Nuovo decollo per i Pir, i Piani individuali di risparmio lanciati con la legge di Stabilità 2017 e arenatisi dallo scorso anno con le modifiche normative apportate dal governo “giallo-verde”? Parrebbe di sì, sempre che Camera e Senato recepiscano gli accorgimenti introdotti all’unanimità (e questo fa ben sperare) dalla Commissione Finanze di Montecitorio. Scompare il riferimento alla quota destinata ai venture capital e nel complesso vengono ammorbidite quelle rigidità che avevano indotto il mercato a prendersi una pausa per i nuovi investimenti, tant’è che nei primi 9 mesi di quest’anno si registrano deflussi per oltre 800 milioni, quando solamente nel primo anno e mezzo dall’introduzione, questi strumenti avevano attirato capitali per 17,4 miliardi di euro.

Investire in Pir, aspettando il decollo dei nuovi tra le rigidità normative

Facciamo un passo indietro e spieghiamo cosa sono i Pir, come erano stati modificati dal precedente esecutivo e come dovrebbero essere dal gennaio 2020. Essi sono contenitori giuridici, che beneficiano di agevolazioni fiscali per chi li acquista. Niente imposta del 26% sui capital gain e niente imposta di successione, ma nei limiti di 30.000 euro di investimenti a Pir e fino a un massimo di 150.000 euro nel complesso. In cambio, essi devono investire almeno il 70% delle risorse in strumenti emessi da soggetti con sede in Italia e per almeno il 30% (21% del patrimonio complessivo) in titoli diversi dall’Ftse Mib, l’indice principale di Piazza Affari.

In poche parole, i Pir sono nati con l’intento di agevolare l’afflusso dei capitali verso le società quotate di piccole dimensioni, così da favorire l’economia reale. Da quest’anno, i Nuovi Pir prevedono che almeno il 3,5% del patrimonio venga investito in titoli quotati nel segmento Aim, quello in cui si trovano le società fino a 250 dipendenti e con ricavi annui fino a 50 milioni di euro. Un altro 3,5% deve essere investito in società di venture capital.

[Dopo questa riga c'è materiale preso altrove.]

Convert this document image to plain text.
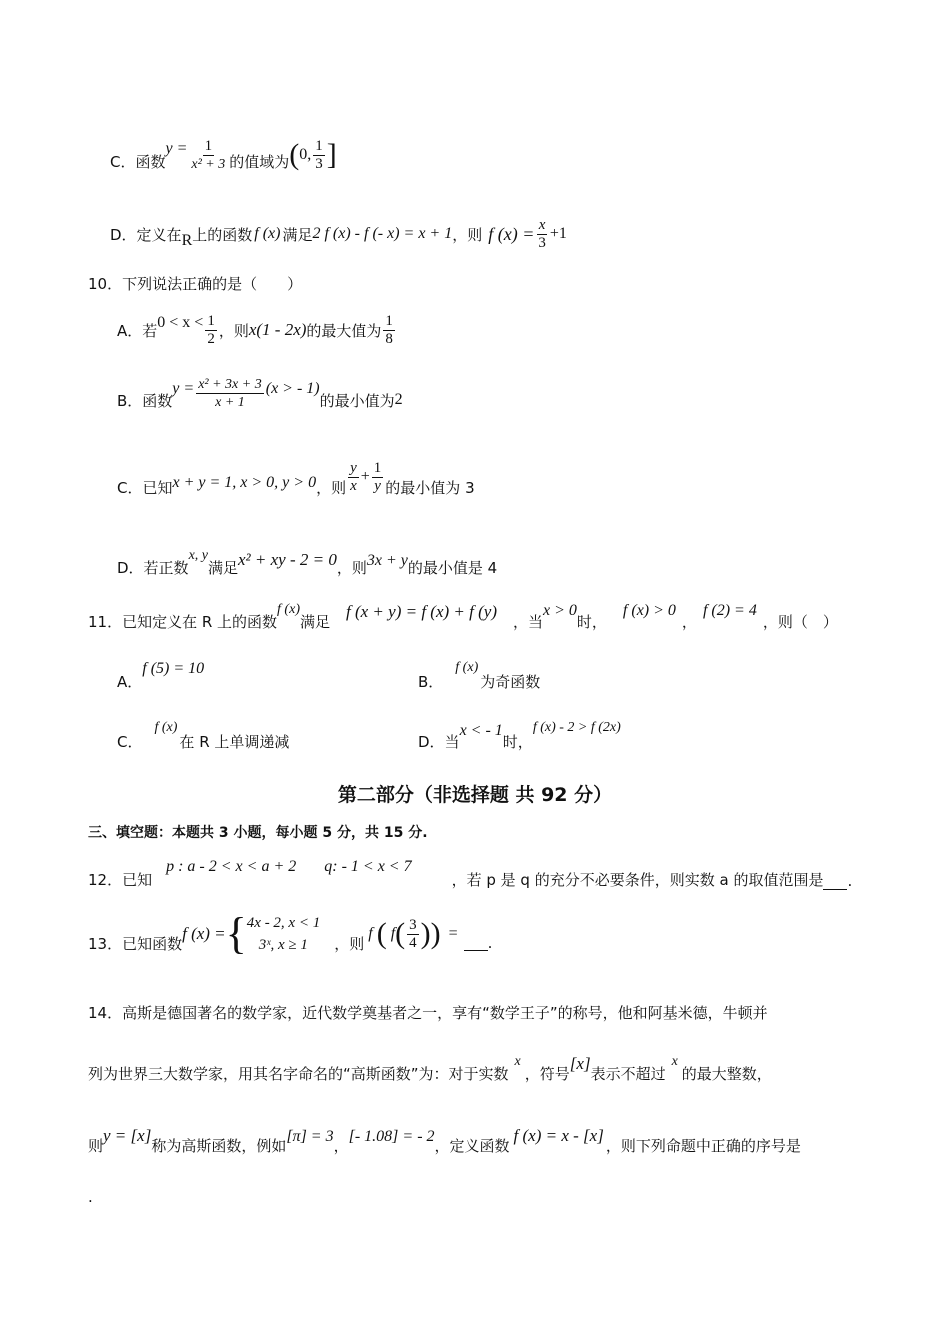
C．函数
$y = \frac{1}{\text{x² + 3}}$ 的值域为 ( 0, $\frac{1}{3}$ ]
D．定义在 R 上的函数 f (x) 满足 2 f (x) - f (- x) = x + 1 ，则 f $(x) = \frac{x}{3} +1$
10．下列说法正确的是（　　）
A．若 $0 < x < \frac{1}{2}$ ，则 x(1 - 2x) 的最大值为 $\frac{1}{8}$
B．函数
$y = \frac{\text{x² + 3x + 3}}{x + 1} (x$ > - 1)
的最小值为 2
C．已知 x + y = 1, x > 0, y > 0 ，则 $\frac{y}{x} + \frac{1}{y}$ 的最小值为 3
D．若正数
x, y
满足 x² + xy - 2 = 0 ，则 3x + y 的最小值是 4
11．已知定义在 R 上的函数
f (x)
满足
f (x + y) = f (x) + f (y)
，当
x > 0
时，
f (x) > 0
，
f (2) = 4
，则（　）
A．
f (5) = 10
B．
f (x)
为奇函数
C．
f (x)
在 R 上单调递减	D．当
x < - 1
时，
f (x) - 2 > f (2x)
第二部分（非选择题 共 92 分）
三、填空题：本题共 3 小题，每小题 5 分，共 15 分.
12．已知
p : a - 2 < x < a + 2 q: - 1 < x < 7
，若 p 是 q 的充分不必要条件，则实数 a 的取值范围是 .
13．已知函数
f (x) = { 4x - 2, x < 1
3ˣ, x ≥ 1	，则
f ( f ( $\frac{3}{4}$ ) ) =
.
14．高斯是德国著名的数学家，近代数学奠基者之一，享有“数学王子”的称号，他和阿基米德，牛顿并
列为世界三大数学家，用其名字命名的“高斯函数”为：对于实数
x
，符号
[x]
表示不超过
x
的最大整数，
则
y = [x]
称为高斯函数，例如
[π] = 3
，
[- 1.08] = - 2
，定义函数
f (x) = x - [x]
，则下列命题中正确的序号是
.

Le nuove modifiche ai Nuovi Pir

Queste modifiche appaiono molto punitive per il settore, in quanto costringono gli investitori a impiegare una quota (solo apparentemente bassa) dei loro capitali in strumenti tipicamente illiquidi. I titoli delle società quotate nei segmenti diversi da quelli principali, infatti, sono poco negoziati e acquistarli e rivenderli diventa difficile. E così, si arriva alle modifiche di questi giorni, che dovrebbero far tornare l’appetito verso i Pir, pur rivisti dalla versione originaria. Come? Il 5% della quota del 30% sul 70% destinata all’economia reale deve essere impiegato a favore di strumenti emessi da società quotate in segmenti diversi dall’Ftse Mib e il MidCap o equivalenti su altri mercati regolamentati.

La fuga verso i bond, le incognite sui nuovi Pir e la bassa educazione finanziaria

A conti fatti, la nuova limitazione appare molto meno stringente di quella attualmente in vigore, in quanto obbliga gli investitori a destinare poco più dell’1% dei loro patrimoni ai segmenti dedicati alle piccole e alle micro-imprese, la cui capitalizzazione complessiva viene stimata in 28 miliardi. E ancora: fondi pensioni e casse previdenziali potranno investire in uno o più Pir, ma nel limite del 10% dei rispettivi patrimoni. Anche quest’ultimo paletto sembra giustificarsi con la necessità di evitare che pochi soggetti detengano quote eccessive di un mercato già di per sé poco liquido e di piccole dimensioni, così da consentirne l’accesso a un numero di risparmiatori individuali quanto più alto possibile. Del resto, era stato pensato per loro questo veicolo d’investimento.